The largest nationwide game of telephone ever played
In 1929, the stock market crashed and sent the world into the worst economic period in history, fittingly named the Great Depression. American schools tend to really focus on this period of history, so I like to think I’m fairly familiar with it, but Where the Water Tastes Like Wine proved to be a new and unique take on the setting. So many things were going on during this era, from Prohibition to the Dust Bowl, and developers Dim Bulb Games and Serenity Forge have shown just how much story potential those events have. Because in the end that’s what all of these events have become: stories.
Stories are the crux of Where the Water Tastes Like Wine, a game in which the player takes control of a skeletal vagrant who is walking, hitchhiking, and rail hopping his way through the contiguous states of 1930s America. After losing a poker game to a man in a gray suit with a wolf’s head, the player is informed they can pay their debt by travelling the country and collecting stories. The idea is that you will also tell these stories, and in turn the ones whom you tell those stories to will tell them to others (likely with changes and embellishments as they go), and so on and so forth until the story is incredibly exciting and near unrecognizable in the end. So you take off, from Maine to California and Texas to Michigan.

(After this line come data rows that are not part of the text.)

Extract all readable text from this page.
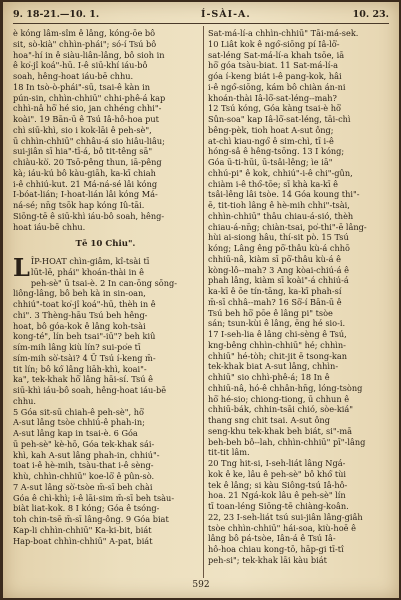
9. 18-21.—10. 1.	Í-SÀI-A.	10. 23.
è kóng lâm-sîm ê lâng, kóng-ōe bô
sit, sò-kià" chhìn-phái"; só-í Tsú bô
hoa"-hí in ê siàu-liân-lâng, bô sioh in
ê ko͘-jî koá"-hū. I-ê siū-khí iáu-bô
soah, hêng-hoat iáu-bē chhu.
18 In tsò-ò-phái"-sū, tsai-ê kàn in
pún-sin, chhìn-chhiū" chhi-phê-á kap
chhì-nâ hō͘ hé sio, jan chhéng chhi"-
koài". 19 Bān-ū ê Tsú Iâ-hô-hoa put
chì siū-khì, sio i kok-lāi ê peh-sè",
ū chhìn-chhiū" chhâu-á sio hiâu-liâu;
sui-jiân sī hia"-tī-á, bô tit-têng sā"
chiàu-kò͘. 20 Tsō-pêng thun, iā-pêng
kà; iáu-kú bô kàu-giāh, ka-kī chiah
i-ê chhiú-kut. 21 Má-ná-sé lâi kóng
I-bóat-lián; I-hoat-lián lâi kóng Má-
ná-sé; nn̄g tsōk hap kóng Iû-tāi.
Siōng-tē ê siū-khì iáu-bô soah, hêng-
hoat iáu-bē chhu.
Tē 10 Chiu".
L ÎP-HOAT chìn-giâm, kî-tsài tī
lūt-lē, phái" khoán-thài in ê
peh-sè" ū tsai-è. 2 In can-ōng sōng-
liông-lâng, bô beh kà in sin-oan,
chhiú"-toat ko͘-jî koá"-hū, thèh in ê
chi". 3 Thèng-hāu Tsú beh hêng-
hoat, bô góa-kok ê lâng koh-tsài
kong-té", lín beh tsai"-iū"? beh kiû
sím-mih lâng kiù lín? sui-po͘e tī
sím-mih sò͘-tsài? 4 Ū Tsú í-keng m̄-
tit lín; bô kó͘ lâng liāh-khì, koai"-
ka", tek-khak hō͘ lâng hāi-sí. Tsú ê
siū-khì iáu-bô soah, hêng-hoat iáu-bē
chhu.
5 Góa sit-sū chiah-ê peh-sè", hō͘
A-sut lâng tsòe chhiú-ê phah-in;
A-sut lâng kap in tsai-è. 6 Góa
ū peh-sè" kè-hō, Góa tek-khak sái-
khì, kah A-sut lâng phah-in, chhiú"-
toat i-ê hè-mih, tsàu-that i-ê sèng-
khù, chhìn-chhiū" koe-lō͘ ê pûn-sò.
7 A-sut lâng sò͘-tsòe m̄-sī beh chài
Góa ê chì-khì; i-ê lāi-sim m̄-sī beh tsàu-
biàt liat-kok. 8 I kóng; Góa ê tsóng-
toh chin-tsē m̄-sī lâng-ông. 9 Góa biat
Kap-li chhìn-chhiū" Ka-ki-bit, biát
Hap-boat chhìn-chhiū" A-pat, biát
Sat-má-lí-a chhìn-chhiū" Tāi-má-sek.
10 Liât kok ê ngó͘-siōng pí Iâ-lō͘-
sat-léng Sat-má-lí-a khah tsōe, iā
hō͘ góa tsàu-biat. 11 Sat-má-lí-a
góa í-keng biát i-ê pang-kok, hâi
i-ê ngó͘-siōng, kám bô chiàn án-ni
khoán-thài Iâ-lō͘-sat-léng--mah?
12 Tsú kóng, Góa kàng tsai-è hō͘
Sûn-soa" kap Iâ-lō͘-sat-léng, tāi-chì
bêng-pèk, tioh hoat A-sut ông;
at-chì kiau-ngó͘ ê sim-chì, tī i-ê
hóng-sâ ê hêng-tsōng. 13 I kóng;
Góa ū-ti-hūi, ū-tsâi-lêng; ìe iā"
chhú-pi" ê kok, chhiú"-i-ê chi"-gûn,
chiàm i-ê thó͘-tōe; sī khà ka-kī ê
tsâi-lêng lâi tsòe. 14 Góa koung thi"-
ē, tit-tioh lâng ê hè-mih chhi"-tsài,
chhìn-chhiū" thâu chiau-á-sió, thèh
chiau-á-nn̄g; chiàn-tsai, po͘-thi"-ē lâng-
hùi ai-siong hâu, thí-sit pò. 15 Tsú
kóng; Lâng êng pō͘-thâu kù-á chhō
chhiū-nâ, kiàm sī pō͘-thâu kù-á ê
kòng-lô--mah? 3 Ang kòai-chiú-á ê
phah lâng, kiàm sī koài"-á chhiú-á
ka-kī ê ōe tín-tāng, ka-kī phah-sí
m̄-sī chhâ--mah? 16 Sō͘-í Bān-ū ê
Tsú beh hō͘ pōe ê lâng pi" tsòe
sán; tsun-kùi ê lâng, ēng hé sio-i.
17 I-seh-lia ê lâng chi-sèng ê Tsú,
kng-bêng chhìn-chhiū" hé; chhìn-
chhiū" hé-tòh; chit-jit ē tsong-kan
tek-khak biat A-sut lâng, chhìn-
chhiū" sio chhì-phê-á; 18 In ê
chhiū-nâ, hó-ê chhân-hn̄g, lóng-tsòng
hō͘ hé-sio; chiong-tiong, ū chhun ê
chhiū-bák, chhin-tsāi chió, sòe-kiá"
thang sng chit tsai. A-sut ông
seng-khu tek-khak beh biát, si"-mā
beh-beh bô--lah, chhìn-chhiū" pī"-lâng
tit-tit lâm.
20 Tng hit-si, I-seh-liát lâng Ngá-
kok ê ke, lâu ê peh-sè" bô khó͘ tùi
tek ê lâng; si kàu Siông-tsú Iâ-hô-
hoa. 21 Ngá-kok lâu ê peh-sè" lín
tī toan-léng Siōng-tē chiàng-koân.
22, 23 I-seh-liát tsú sui-jiân lâng-giâh
tsòe chhìn-chhiū" hái-soa, kiù-hoē ê
lâng bô pá-tsòe, Iân-á ê Tsú Iâ-
hô-hoa chiau kong-tō, hāp-gi tī-tî
peh-si"; tek-khak lāi kàu biát
592
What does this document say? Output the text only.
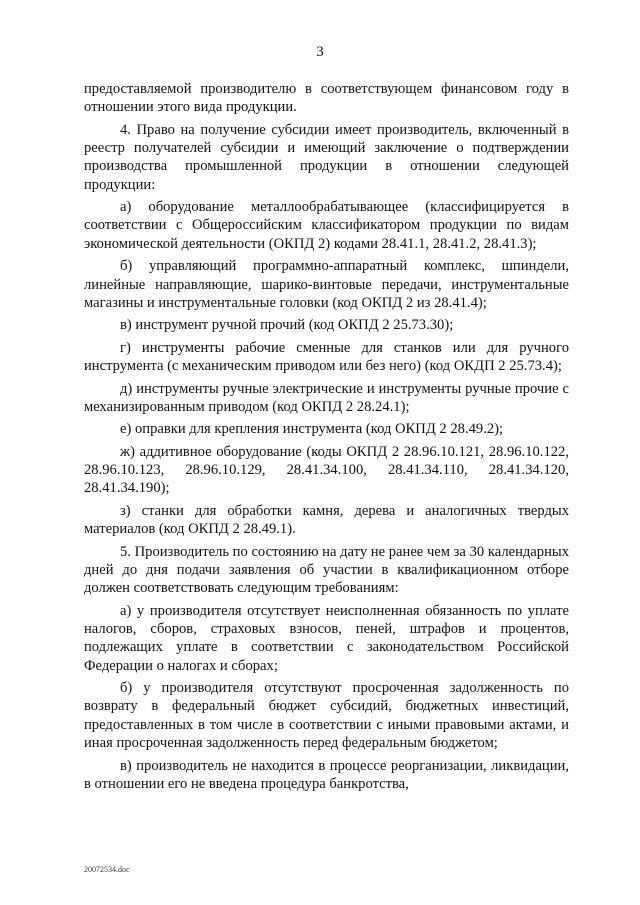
3

предоставляемой производителю в соответствующем финансовом году в отношении этого вида продукции.

4. Право на получение субсидии имеет производитель, включенный в реестр получателей субсидии и имеющий заключение о подтверждении производства промышленной продукции в отношении следующей продукции:

а) оборудование металлообрабатывающее (классифицируется в соответствии с Общероссийским классификатором продукции по видам экономической деятельности (ОКПД 2) кодами 28.41.1, 28.41.2, 28.41.3);

б) управляющий программно-аппаратный комплекс, шпиндели, линейные направляющие, шарико-винтовые передачи, инструментальные магазины и инструментальные головки (код ОКПД 2 из 28.41.4);

в) инструмент ручной прочий (код ОКПД 2 25.73.30);

г) инструменты рабочие сменные для станков или для ручного инструмента (с механическим приводом или без него) (код ОКДП 2 25.73.4);

д) инструменты ручные электрические и инструменты ручные прочие с механизированным приводом (код ОКПД 2 28.24.1);

е) оправки для крепления инструмента (код ОКПД 2 28.49.2);

ж) аддитивное оборудование (коды ОКПД 2 28.96.10.121, 28.96.10.122, 28.96.10.123, 28.96.10.129, 28.41.34.100, 28.41.34.110, 28.41.34.120, 28.41.34.190);

з) станки для обработки камня, дерева и аналогичных твердых материалов (код ОКПД 2 28.49.1).

5. Производитель по состоянию на дату не ранее чем за 30 календарных дней до дня подачи заявления об участии в квалификационном отборе должен соответствовать следующим требованиям:

а) у производителя отсутствует неисполненная обязанность по уплате налогов, сборов, страховых взносов, пеней, штрафов и процентов, подлежащих уплате в соответствии с законодательством Российской Федерации о налогах и сборах;

б) у производителя отсутствуют просроченная задолженность по возврату в федеральный бюджет субсидий, бюджетных инвестиций, предоставленных в том числе в соответствии с иными правовыми актами, и иная просроченная задолженность перед федеральным бюджетом;

в) производитель не находится в процессе реорганизации, ликвидации, в отношении его не введена процедура банкротства,

20072534.doc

I wish I could tell you that the gameplay is more exciting than it sounds, but sadly this is not really the case. Much of Where the Water Tastes Like Wine is spent aimlessly wandering, stopping every once in a while when you see an icon signifying a story to be collected. You will also find yourself stopping at campfires to meet various characters to whom you will have a chance to tell your stories and collect theirs. As you tell your fellow drifters the types of story they want to be told, they will begin to open up to you more and more until they finally tell you their true life tale. Telling these people your stories will allow you to potentially find those tales again later, being told by somebody in another part of the country with various details tacked on. For instance, one of the first stories I found was two women being arrested for bootlegging, and I ended up telling this story to a fellow drifter named Quinn. I later found somebody else telling the same story but with the new and exciting addition of a shootout between the women and the police.
Where the Water Tastes Like Wine truly shines is in every part of its auditory experience. Every story is narrated by a voice that I wish narrated every moment of my life: deep and gravelly tones that you could have told me were Sam Elliot and I probably would have believed you. Every one of the drifters you encounter at their campfires has their own voices as well, with all of them giving a ton of personality to the beautifully painted character sitting in front of you. The soundtrack is also fantastic, with different tracks playing depending on where in the country you currently are. A standout track for me was Vagrant Song, which had a different version that could play in each region from a melancholy guitar piece in the Deep South to a Spanish flair version while in the Southwest. Every part of listening to this game is an absolute treat.
Overall, if you enjoy a very slow burn game that really seems better suited to being played for an hour or so a day, or just really want something with a huge focus on narrative, Where the Water Tastes Like Wine may scratch that itch. Those looking for a game with more varied gameplay probably won’t find much to like here, however, as just walking around an admittedly bland map will likely come to bore you sooner rather than later. The game has value and I certainly enjoyed my time with it, but its Switch debut likely won’t turn any more heads than its original release did.